O presidente do STF afirmou que espera que o julgamento esteja "definitivamente encerrado, sobretudo do ponto de vista regimental" quando a sessão acabar. "Espero no mais tardar dentro de uma hora", afirmou.
Renan Calheiros
Em pronunciamento feito antes de deixar a sessão, o presidente do Senado Federal Renan Calheiros (PMDB-AL) elogiou a condução do processo de julgamento de Dilma Rousseff. “Percorremos uma estrada pavimentada na legitimidade e muito bem sinalizada pela Constituição”.
- Foto: Geraldo Magela/Agência Senado
Início da sessão
Teve início a sessão final para votação e julgamento do processo de impeachment da presidenta Dilma Rousseff. Na reunião, o presidente do Supremo Tribunal Federal, ministro Ricardo Lewandowski, que conduz os trabalhos no Senado, fará a definitiva pergunta aos senadores que, terão de responder sim ou não, à cassação do mandato da petista.

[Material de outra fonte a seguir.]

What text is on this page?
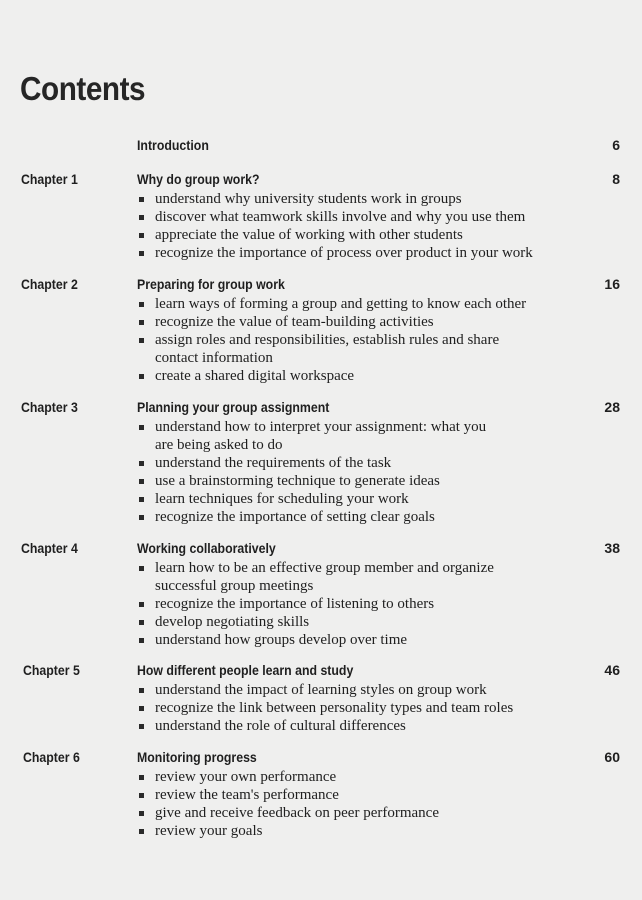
Contents
Introduction	6
Chapter 1	Why do group work?	8
understand why university students work in groups
discover what teamwork skills involve and why you use them
appreciate the value of working with other students
recognize the importance of process over product in your work
Chapter 2	Preparing for group work	16
learn ways of forming a group and getting to know each other
recognize the value of team-building activities
assign roles and responsibilities, establish rules and share contact information
create a shared digital workspace
Chapter 3	Planning your group assignment	28
understand how to interpret your assignment: what you are being asked to do
understand the requirements of the task
use a brainstorming technique to generate ideas
learn techniques for scheduling your work
recognize the importance of setting clear goals
Chapter 4	Working collaboratively	38
learn how to be an effective group member and organize successful group meetings
recognize the importance of listening to others
develop negotiating skills
understand how groups develop over time
Chapter 5	How different people learn and study	46
understand the impact of learning styles on group work
recognize the link between personality types and team roles
understand the role of cultural differences
Chapter 6	Monitoring progress	60
review your own performance
review the team's performance
give and receive feedback on peer performance
review your goals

No primeiro momento será apresentada uma síntese das alegações finais da acusação e da defesa. Logo em seguida o ministro deverá responder a algumas questões de ordem que podem ser apresentadas pelos senadores ou pelos advogados sobre a votação. Uma das questões que deve ser colocada é em relação à pergunta que será feita aos senadores no momento de votar.
- Foto: Edilson Rodrigues/Agência Senado
Está previsto que Lewandowski faça a seguinte pergunta: “Cometeu a acusada, a senhora presidenta da República, Dilma Vana Rousseff, os crimes de responsabilidade correspondentes à tomada de empréstimos junto à instituição financeira controlada pela União e à abertura de créditos sem autorização do Congresso Nacional, que lhe são imputados, e deve ser condenada à perda do seu cargo, ficando, em consequência, inabilitada para o exercício de qualquer função pública pelo prazo de oito anos?”.
A defesa, no entanto, deve questionar se a condenação da presidenta vai implicar necessariamente e automaticamente a perda dos direitos políticos por oito anos, ou se será o caso de fazer essa pergunta separadamente para uma nova votação.
- Foto: Edilson Rodrigues/Agência Senado
Lewandowski deverá responder unilateralmente a essa e a qualquer outra questão que seja colocada, bem como a pedidos de votação em destaque que sejam apresentados. Suas decisões não poderão ser objeto de recurso ao plenário.
- Foto: Geraldo Magela/Agência Senado
Concluídas essas preliminares, o presidente designará dois senadores favoráveis e dois contrários para fazerem o encaminhamento da votação por cinco minutos cada. Em seguida, será feita a pergunta e aberto o painel para a votação dos senadores. Para que a presidenta seja condenada são necessários pelo menos 54 votos, que equivalem à maioria qualificada, ou dois terços dos 81 senadores.
Embora a votação seja aberta, ela será eletrônica, no painel, e não haverá chamada nominal para que os senadores pronunciem seus votos oralmente. Depois que todos tiverem votado, Lewandowski abrirá o painel e o resultado será divulgado. Ele lavrará a sentença na mesma hora e todos os senadores serão convidados a assinar. Na sequência, será publicada a resolução.
- Foto: Geraldo Magela/Agência Senado
Se a presidenta for condenada, ela será imediatamente notificada, bem como o presidente interino Michel Temer. O presidente do Senado, Renan Calheiros (PMDB-AL), deverá então convocar uma sessão do Congresso Nacional para o mesmo dia, a ser realizada na Câmara dos Deputados, para dar posse a Temer.